Together with his team and for the first time in Austria, Prof. Andreas Zierer (head of the Department of Cardiovascular and Thoracic Surgery) performed mitral valve reconstruction on a beating heart, without a sternotomy or a heart-lung machine.
The surgical approach to treat mitral valve disease has undergone a transformation in recent years. New technologies and concepts, such as the HARPOON ® system, have introduced a lateral, minimally invasive approach to repair or replace the mitral valve, omitting the need for a sternotomy. In some cases, the heart-lung machine is no longer required and the procedure can be performed while the heart is still beating.

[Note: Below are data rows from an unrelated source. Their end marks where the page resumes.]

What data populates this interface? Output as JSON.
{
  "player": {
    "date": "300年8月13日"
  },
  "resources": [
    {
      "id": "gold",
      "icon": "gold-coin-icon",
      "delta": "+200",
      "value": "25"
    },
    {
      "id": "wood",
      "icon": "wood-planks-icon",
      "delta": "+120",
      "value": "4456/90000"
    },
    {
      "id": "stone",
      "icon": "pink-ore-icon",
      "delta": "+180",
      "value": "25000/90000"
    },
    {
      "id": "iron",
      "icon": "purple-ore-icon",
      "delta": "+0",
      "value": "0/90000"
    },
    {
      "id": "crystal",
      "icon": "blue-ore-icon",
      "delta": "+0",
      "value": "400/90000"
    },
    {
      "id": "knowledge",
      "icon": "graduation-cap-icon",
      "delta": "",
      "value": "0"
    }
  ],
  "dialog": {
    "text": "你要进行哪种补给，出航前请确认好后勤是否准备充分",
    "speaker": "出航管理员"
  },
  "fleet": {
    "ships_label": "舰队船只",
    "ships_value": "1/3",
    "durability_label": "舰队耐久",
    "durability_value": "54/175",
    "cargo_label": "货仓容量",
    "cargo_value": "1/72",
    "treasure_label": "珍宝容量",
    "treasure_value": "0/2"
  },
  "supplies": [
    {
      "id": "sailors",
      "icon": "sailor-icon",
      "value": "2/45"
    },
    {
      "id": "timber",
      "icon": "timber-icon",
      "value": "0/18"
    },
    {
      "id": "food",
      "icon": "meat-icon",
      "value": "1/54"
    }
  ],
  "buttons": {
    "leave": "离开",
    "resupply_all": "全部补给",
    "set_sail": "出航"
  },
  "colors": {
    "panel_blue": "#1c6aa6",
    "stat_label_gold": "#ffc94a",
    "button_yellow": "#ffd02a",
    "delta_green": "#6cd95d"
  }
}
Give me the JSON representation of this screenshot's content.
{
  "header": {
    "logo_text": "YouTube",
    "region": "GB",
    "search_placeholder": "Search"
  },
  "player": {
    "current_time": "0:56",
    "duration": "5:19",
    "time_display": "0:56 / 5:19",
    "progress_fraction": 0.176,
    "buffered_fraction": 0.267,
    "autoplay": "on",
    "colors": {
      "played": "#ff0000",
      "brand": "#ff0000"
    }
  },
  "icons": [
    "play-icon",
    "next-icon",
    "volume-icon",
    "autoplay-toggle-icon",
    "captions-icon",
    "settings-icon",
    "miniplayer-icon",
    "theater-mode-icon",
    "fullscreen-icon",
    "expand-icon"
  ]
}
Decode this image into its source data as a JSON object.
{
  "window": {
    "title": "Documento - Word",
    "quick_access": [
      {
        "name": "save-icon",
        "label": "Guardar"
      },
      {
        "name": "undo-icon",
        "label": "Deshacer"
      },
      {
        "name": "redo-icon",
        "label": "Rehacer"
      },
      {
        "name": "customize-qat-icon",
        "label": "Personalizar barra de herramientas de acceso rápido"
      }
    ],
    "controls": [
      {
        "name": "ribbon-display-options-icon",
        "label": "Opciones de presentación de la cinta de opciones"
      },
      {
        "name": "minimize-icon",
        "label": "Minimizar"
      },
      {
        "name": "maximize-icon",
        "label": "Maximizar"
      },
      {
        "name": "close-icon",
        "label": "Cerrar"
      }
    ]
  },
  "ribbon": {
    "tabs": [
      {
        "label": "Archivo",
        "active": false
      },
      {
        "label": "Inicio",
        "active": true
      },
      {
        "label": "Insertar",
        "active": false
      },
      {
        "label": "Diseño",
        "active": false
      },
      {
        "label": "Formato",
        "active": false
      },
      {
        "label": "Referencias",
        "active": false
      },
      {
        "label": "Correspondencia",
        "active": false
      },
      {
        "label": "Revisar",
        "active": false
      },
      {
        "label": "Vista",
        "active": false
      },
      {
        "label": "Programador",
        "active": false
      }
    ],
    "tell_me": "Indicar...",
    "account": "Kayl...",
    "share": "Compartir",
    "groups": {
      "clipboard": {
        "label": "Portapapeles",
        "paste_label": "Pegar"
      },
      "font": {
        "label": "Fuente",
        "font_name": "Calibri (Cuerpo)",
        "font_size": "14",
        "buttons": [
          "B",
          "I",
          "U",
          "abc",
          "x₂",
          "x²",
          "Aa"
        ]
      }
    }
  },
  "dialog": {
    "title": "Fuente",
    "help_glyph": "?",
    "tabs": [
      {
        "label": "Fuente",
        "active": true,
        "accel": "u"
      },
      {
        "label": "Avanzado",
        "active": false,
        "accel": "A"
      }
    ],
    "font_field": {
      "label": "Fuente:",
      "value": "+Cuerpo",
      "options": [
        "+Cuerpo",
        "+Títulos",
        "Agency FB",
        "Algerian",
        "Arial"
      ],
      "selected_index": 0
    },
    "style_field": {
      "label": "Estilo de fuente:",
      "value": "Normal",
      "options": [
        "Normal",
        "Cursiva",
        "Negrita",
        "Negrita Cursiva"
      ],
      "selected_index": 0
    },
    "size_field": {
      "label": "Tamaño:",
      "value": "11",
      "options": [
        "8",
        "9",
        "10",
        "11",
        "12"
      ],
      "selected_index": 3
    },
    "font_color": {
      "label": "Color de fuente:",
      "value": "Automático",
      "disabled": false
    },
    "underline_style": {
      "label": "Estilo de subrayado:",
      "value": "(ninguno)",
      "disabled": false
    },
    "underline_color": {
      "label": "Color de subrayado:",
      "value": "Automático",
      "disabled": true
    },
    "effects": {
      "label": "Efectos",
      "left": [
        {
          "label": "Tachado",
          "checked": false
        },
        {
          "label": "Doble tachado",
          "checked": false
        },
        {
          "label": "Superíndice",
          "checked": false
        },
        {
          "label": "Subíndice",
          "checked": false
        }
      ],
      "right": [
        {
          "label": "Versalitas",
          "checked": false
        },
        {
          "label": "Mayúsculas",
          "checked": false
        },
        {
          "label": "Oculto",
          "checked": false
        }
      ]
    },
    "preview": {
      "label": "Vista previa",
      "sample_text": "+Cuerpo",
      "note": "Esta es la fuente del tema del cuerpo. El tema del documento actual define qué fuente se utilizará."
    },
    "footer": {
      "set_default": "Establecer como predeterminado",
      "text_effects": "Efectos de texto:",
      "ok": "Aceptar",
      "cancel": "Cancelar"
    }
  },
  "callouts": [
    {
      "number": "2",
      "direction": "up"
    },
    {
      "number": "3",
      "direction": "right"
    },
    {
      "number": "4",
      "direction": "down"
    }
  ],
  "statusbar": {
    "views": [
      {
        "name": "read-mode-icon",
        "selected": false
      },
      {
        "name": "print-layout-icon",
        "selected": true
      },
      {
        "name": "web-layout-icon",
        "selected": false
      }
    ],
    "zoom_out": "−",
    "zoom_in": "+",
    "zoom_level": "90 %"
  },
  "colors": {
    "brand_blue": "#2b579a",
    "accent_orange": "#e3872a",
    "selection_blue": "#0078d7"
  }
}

Mitral valve repair involves making a 5-cm keyhole incision on the left side of the chest wall and inserting the device at the apex of the heart to enable multiple cords to be deployed. The cords are pierced through the mitral leaflet like a harpoon, hence the name of the device. While the cardiac surgeon inserts the device, the cardiologist continuously monitors the HARPOON ® system’s position using echocardiographic imaging. Once the surgeon has determined the optimal placement for an artificial cord, a specially designed needle makes a tiny hole and sends the cord material through the flap. The sequence is repeated for the desired number of cords. This innovative technique has only been used about 200 times around the world and has now been employed at the University Heart Center in Linz.
The 83-year-old patient was not a suitable candidate for conventional minimally invasive mitral valve reconstruction, and conventional open-heart surgery at this age would be too risky. After conducting preliminary examinations, doctors determined that he would be a perfect candidate for the new HARPOON ® system.
The minimally invasive valve reconstruction procedure was performed without complications and on the following day after the procedure, the patient was transferred to a regular ward at the Kepler University Hospital. On the second day after surgery, the patient was already able get up out of bed and was fairly mobile on his own.
A post-operative examination showed no mitral valve regurgitation and the patient was released from the hospital.